La pension de base du régime général est à l’inverse calculée par la CNAV (Caisse nationale d’assurance vieillesse) suivant une formule connue d’avance : 50 % du salaire moyen des 25 meilleures années (après correction annuelle tenant compte de la hausse des prix). Cette pension est versée sous deux conditions : avoir atteint 60 ans et avoir cotisé un minimum de trimestres (actuellement 40 ans et 6 mois, passant à 41 ans en 2012). Si la durée de cotisation est inférieure au minimum, la pension sera réduite en proportion de la durée de cotisation. Une 2me réduction sera en outre appliquée, dite décote. Celle-ci est notamment proportionnelle à la durée manquante jusqu’à un certain âge, actuellement 65 ans. Et si la durée de cotisation a été plus longue une surcote de 3 à 5 % par an sera calculée.
Mais la pension de base du régime général est aussi à cotisation définie : 10,55 % du salaire brut sous le plafond de la Sécurité sociale (environ 2880 € par mois) pour le salarié, et environ 15 % pour l’employeur. Comme les durées de retraite, âge de départ et nombre de cotisants ne sont pas prévisibles exactement, ce système ne peut être équilibré chaque année, d’autant plus que la durée de vie s’allonge constamment, d’environ un trimestre par an. Dans un système à prestations et cotisations définies comme celui de la CNAV, un déficit se crée et une réforme est nécessaire périodiquement : la réforme Balladur d’août 1993 avait allongé la durée de cotisation (à l’époque 37,5 ans), avait fait passer le calcul du salaire de base des 10 aux 25 meilleures années et avait indexé les pensions sur les prix et non sur les salaires. En 1999 Lionel Jospin avait créé un Fonds de réserve pour les retraites (FRR), alimenté par des privatisations et des impôts, censé combler le déficit prévisible de la CNAV en 2020.

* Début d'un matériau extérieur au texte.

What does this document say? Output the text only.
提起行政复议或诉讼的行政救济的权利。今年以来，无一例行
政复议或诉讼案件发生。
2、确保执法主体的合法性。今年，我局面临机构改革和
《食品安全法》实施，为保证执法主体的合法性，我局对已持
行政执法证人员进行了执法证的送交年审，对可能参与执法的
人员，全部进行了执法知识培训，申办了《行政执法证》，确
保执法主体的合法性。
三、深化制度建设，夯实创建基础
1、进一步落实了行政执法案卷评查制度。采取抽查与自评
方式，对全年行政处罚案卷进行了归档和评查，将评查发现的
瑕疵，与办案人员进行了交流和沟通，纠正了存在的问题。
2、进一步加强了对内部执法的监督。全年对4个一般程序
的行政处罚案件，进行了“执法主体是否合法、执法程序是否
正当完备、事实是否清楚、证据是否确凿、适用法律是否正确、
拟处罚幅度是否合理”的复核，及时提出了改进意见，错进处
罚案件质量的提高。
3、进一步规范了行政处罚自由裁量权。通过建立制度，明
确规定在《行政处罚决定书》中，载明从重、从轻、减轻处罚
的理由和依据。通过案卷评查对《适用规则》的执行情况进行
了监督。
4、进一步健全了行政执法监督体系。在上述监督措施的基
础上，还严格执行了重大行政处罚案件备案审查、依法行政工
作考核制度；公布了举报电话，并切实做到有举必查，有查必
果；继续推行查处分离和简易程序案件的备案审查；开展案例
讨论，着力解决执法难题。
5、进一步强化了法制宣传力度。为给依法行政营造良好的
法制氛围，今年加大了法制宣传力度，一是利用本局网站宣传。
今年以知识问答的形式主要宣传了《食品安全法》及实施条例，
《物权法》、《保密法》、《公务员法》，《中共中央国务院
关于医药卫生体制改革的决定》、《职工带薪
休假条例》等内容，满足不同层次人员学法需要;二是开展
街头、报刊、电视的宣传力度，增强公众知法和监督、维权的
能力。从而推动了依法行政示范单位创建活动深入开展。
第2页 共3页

Du fait de la crise, les cotisations perçues ont baissé. Le gouvernement a donc lancé une réforme faisant passer progressivement l’âge de départ de 60 ans à 62 ans en 2018 et l’âge de suppression de la décote de 65 à 67 ans. A l’inverse de tous les autres pays, qui ont augmenté l’âge légal de départ en retraite de 65 à 66 ,67 ans ou plus, pour tenir compte de l’allongement de la durée de la vie. la France avait en 1982 fait passer cet âge légal de 65 à 60 ans. C’était la 82 me des 110 propositions du candidat Mitterrand. Jacques Chirac en 1995 comme Nicolas Sarkozy en 2007 n’avaient pas osé changer cet âge, considéré comme un « acquis social ». La réforme en cours rompt avec ce principe ainsi qu’avec le principe de base de la répartition, puisqu’elle comble une partie des déficits prévisibles d’ici 2020 par des impôts supplémentaires (sur les dividendes, les stock options, les plus-values, etc) et qu’elle puise avant 2020 dans le fonds de réserve pour les retraites. Loin de « sauver » la répartition, elle y déroge.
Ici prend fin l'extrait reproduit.